Forward AD is the pushforward of a tangent vector (an element of the tangent spa...

throwawaymath · on March 7, 2019

Yeah, but all you're really describing here is linear algebra. Vector spaces and linearity are a significant part of every single discipline the grandparent commenter mentioned, but they picked out duality.

I would agree with the critique: I don't think highlighting duality here is particularly useful. For example, the way dual numbers are used to extend the reals for automatic differentiation doesn't have a deep connection to duality in vector spaces. It's just a very general semantic concept that describes pairs of things. But it doesn't say that any given pair of dual things is related to another pair of dual things.

adamnemecek · on March 7, 2019

> For example, the way dual numbers are used to extend the reals for automatic differentiation doesn't have a deep connection to duality in vector spaces.

They don't. Because certain operations are hard to reason about in linear spaces. Such as optimization.

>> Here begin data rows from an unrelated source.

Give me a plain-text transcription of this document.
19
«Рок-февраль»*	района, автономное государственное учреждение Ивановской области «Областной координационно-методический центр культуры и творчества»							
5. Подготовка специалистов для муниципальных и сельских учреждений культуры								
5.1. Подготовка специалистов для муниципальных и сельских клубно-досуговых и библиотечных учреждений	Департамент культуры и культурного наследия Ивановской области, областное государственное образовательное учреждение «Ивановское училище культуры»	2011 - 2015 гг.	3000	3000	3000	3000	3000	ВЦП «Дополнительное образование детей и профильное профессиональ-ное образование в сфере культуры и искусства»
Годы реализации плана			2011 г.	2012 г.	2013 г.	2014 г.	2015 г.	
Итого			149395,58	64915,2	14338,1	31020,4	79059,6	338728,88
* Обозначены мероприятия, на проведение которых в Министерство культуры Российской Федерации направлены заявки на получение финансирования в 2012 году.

Don't get me wrong, I'm not shitting on vector spaces. All I'm saying is that some problems are hard to do in vector spaces, that are easy in the smooth spaces and vice versa. Like having these two APIs to the same space much more powerful, because again, you generalize over the conversions between the two spaces. You use whichever API is more appropriate in the particular context.

In some sense the linear spaces deal with things like infinity, the smooth spaces deal with cyclical things (signals, wavelets, modular arithmetic).

throwawaymath · on March 8, 2019

Quite a bit of optimization is easy to reason about in linear algebra. Take linear and mixed integer programming, for example. And convex optimization subsumes linear optimization in general. There is a lot of nonlinear optimization, but I can assure you with extremely high confidence that the common thread you're seeing here isn't duality, but more abstractly linearity.

Likewise cyclic things show up all the time in purely algebraic (read: discrete, non-smooth) contexts. We have that in vector spaces, group theory, rings, modules, etc.

adamnemecek · on March 8, 2019

They show up separately but not in tandem.

The canonical example is robotic motion and the reason why Lie theory is used there. You have very discrete states (positions) that you want to interpolate between smoothly.

KenoFischer · on March 8, 2019

> For example, the way dual numbers are used to extend the reals for automatic differentiation doesn't have a deep connection to duality in vector spaces.

Yes, the right way to think about dual numbers (esp once you generalize them beyond just the single e^2=0), is to think of them as tangent vectors (sections of the tangent bundle). I've never really liked the "dual number" terminology here. That's why I deliberately chose to use the duality of forward and reverse mode AD, because that notion of duality agrees with the underlying linear algebra (or in general differential geometry). I do agree it's a mess of terminology.